IRIGASI LAHAN RAWA LEBAK DENGAN PENERAPAN PRINSIP PENGAIRAN PADI SAWAH SISTEM POMPANISASI INTERMITTE
- Eka Rismawina, SP
- Jul 5, 2017
- 5 min read

Pada dasarnya tanaman padi tidak memerlukan air di sepanjang waktu kehidupannya. Untuk mengetahui waktu-waktu tertentu dalam pertumbuhan dan perkembangan tanaman padi yang memerlukan air untuk keperluan kehidupannya maka terlebih dahulu perlu kita ketahui tahap-tahap pertumbuhan dan perkembangan tanaman padi. Berikut ini adalah tahap pertumbuhan dan perkembangan tanaman padi berdasarkan pernyataan dari Lembaga PhilRice (2011) dan A. Karim Makarim dan E. Suhartatik (2009) serta bahasa lokal setempat yang digunakan oleh petani-petani di WKPP Sei Rukam II Kecamatan Pugaan Kabupaten Tabalong untuk penyebutan beberapa tahapan tersebut:
Tahap 0 : Germination to emergence / benih berkecambah sampai muncul ke permukaan (bahasa lokal setempat: balatik)
Tahap 1 : Seedling stage (pertunasan atau bibit)
Tahap 2 : Tillering (pembentukan anakan)
Tahap 3 : Stem elongation (pemanjangan batang)
Tahap 4 : Panicle initiation to booting / pembentukan malai sampai bunting atau primordia (bahasa lokal setempat: tian laki)
Tahap 5 : Heading / keluarnya bunga atau malai (bahasa lokal setempat: kalacungan)
Tahap 6 : Flowering / pembungaan atau anthesis (bahasa lokal setempat: talah urai-tian bini)
Tahap 7 : Milk grain / gabah matang susu (bahasa lokal setempat: masak susu-banih punggung hijau manyantan)
Tahap 8 : Dough grain / gabah setengah matang (bahasa lokal setempat: banih kuning hujung)
Tahap 9 : Mature grain / gabah matang penuh
Lembaga Philrice (2011) menyebutkan bahwa tanaman padi memerlukan air pada tahap 1 hingga tahap 8. Air yang diperlukan tanaman padi berada dalam kondisi cukup bukan dalam kondisi yang terlalu banyak sebab jika terlalu banyak air justru dapat berdampak terhadap berkurangnya anakan.
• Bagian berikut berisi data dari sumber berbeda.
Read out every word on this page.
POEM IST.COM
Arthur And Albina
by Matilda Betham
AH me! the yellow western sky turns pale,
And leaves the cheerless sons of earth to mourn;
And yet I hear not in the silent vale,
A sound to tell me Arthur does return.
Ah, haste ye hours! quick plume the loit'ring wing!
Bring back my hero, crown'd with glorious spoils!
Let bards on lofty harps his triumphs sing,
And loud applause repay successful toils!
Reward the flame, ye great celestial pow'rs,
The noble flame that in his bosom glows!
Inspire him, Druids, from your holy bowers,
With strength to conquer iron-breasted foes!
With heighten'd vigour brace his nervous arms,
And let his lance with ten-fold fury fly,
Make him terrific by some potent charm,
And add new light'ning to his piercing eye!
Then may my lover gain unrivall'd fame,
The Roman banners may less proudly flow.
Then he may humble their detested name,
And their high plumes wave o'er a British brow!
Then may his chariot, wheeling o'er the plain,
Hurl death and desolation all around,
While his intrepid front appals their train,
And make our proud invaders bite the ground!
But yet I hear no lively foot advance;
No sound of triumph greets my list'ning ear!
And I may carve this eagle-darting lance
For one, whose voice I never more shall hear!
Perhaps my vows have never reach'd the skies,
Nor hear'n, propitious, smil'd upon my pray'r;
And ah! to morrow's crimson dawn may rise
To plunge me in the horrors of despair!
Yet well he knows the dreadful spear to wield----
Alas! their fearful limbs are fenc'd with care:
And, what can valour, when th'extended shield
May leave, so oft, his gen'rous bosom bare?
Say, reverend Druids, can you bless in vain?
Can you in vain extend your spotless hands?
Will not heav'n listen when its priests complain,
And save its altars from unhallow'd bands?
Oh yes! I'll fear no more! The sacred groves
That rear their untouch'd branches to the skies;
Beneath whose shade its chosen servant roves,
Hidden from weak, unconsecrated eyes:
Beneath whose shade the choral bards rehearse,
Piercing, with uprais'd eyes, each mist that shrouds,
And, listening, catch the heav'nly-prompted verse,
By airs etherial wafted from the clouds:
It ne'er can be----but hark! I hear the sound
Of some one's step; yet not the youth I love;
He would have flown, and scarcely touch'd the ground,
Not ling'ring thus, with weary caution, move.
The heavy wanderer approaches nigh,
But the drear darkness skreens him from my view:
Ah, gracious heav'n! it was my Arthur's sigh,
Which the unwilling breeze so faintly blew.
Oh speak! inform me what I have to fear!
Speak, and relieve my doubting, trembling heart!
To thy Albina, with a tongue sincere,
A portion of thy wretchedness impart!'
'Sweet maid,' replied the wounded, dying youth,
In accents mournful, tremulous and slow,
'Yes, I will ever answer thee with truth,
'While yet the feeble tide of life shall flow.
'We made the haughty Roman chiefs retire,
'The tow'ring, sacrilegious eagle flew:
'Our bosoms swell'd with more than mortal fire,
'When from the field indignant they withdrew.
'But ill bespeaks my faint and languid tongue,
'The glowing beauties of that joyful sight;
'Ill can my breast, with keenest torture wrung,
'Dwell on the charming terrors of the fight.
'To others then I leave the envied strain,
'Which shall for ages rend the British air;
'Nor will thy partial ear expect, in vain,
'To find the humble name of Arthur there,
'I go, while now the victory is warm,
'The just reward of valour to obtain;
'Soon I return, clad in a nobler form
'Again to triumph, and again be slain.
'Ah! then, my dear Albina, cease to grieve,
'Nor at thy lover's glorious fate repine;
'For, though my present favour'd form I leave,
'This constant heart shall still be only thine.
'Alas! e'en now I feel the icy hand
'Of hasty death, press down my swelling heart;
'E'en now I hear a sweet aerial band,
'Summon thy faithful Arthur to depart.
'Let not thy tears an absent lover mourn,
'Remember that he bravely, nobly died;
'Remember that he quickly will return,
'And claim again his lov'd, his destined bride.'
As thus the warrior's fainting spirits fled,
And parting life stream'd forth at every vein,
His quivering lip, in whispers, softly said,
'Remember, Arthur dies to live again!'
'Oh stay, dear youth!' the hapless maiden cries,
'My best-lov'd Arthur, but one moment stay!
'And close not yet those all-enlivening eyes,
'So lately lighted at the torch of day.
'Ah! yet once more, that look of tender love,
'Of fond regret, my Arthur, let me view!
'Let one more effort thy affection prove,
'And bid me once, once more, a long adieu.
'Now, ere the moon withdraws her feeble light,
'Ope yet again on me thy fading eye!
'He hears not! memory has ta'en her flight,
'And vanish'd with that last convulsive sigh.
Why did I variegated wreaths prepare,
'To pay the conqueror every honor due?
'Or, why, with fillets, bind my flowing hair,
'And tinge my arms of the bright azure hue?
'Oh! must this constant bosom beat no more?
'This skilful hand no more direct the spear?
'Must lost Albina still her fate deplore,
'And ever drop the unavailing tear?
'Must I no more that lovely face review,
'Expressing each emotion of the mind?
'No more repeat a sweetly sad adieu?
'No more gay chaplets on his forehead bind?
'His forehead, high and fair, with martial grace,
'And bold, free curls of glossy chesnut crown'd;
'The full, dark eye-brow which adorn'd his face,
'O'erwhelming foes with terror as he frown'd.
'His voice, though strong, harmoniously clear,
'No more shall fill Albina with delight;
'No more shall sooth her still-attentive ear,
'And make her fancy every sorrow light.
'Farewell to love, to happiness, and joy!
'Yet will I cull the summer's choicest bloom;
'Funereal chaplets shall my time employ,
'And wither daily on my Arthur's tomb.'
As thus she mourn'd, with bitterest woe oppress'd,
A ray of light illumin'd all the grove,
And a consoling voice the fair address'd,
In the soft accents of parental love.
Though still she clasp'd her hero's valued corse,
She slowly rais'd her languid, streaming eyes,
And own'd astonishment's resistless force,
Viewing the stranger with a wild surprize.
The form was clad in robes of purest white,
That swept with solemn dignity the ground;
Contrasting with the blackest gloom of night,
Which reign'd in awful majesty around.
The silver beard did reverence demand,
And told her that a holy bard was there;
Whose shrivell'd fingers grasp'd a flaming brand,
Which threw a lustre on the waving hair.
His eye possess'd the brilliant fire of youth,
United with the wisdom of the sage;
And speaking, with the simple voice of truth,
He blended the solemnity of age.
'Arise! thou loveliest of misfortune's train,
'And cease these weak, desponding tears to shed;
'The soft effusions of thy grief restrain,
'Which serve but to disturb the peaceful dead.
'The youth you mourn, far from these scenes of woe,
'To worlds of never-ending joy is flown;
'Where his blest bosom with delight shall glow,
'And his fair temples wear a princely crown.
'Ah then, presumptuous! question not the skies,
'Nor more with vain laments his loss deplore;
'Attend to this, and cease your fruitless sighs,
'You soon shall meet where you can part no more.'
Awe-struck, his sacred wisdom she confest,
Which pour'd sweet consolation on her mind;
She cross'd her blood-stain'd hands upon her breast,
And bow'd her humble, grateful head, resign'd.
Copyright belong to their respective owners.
Setelah melalui tahap 1 di persemaian maka pada saat tanam ketinggian air yang diperlukan tanaman padi adalah sedalam 3-5 cm untuk tahap 2 (tillering) sampai dengan tahap 3 (stem elongation). Sedangkan pada tahap 4 atau primordia ketinggian air yang diperlukan sedalam 5-7 cm.
Sistem Pemberian Air Irigasi Lahan Sawah dengan Intermittent Flow
Jika membahas tentang cara pemberian air ke petak sawah berdasarkan Hansen, O.W Israelsen dan G.E. Stringham (1992) dalam Huda, Donny Harisuseno, Dwi Priyantoro (2012), maka irigasi dapat dilakukan dengan lima cara yaitu :
(1) Penggenangan ( flooding)
(2) Menggunakan alur besar atau kecil
(3) Menggunakan air di bawah permukaan tanah melalui sub irigasi
(4) Penyiraman (sprinkling), dan
(5) Menggunakan sistem cucuran (trickle).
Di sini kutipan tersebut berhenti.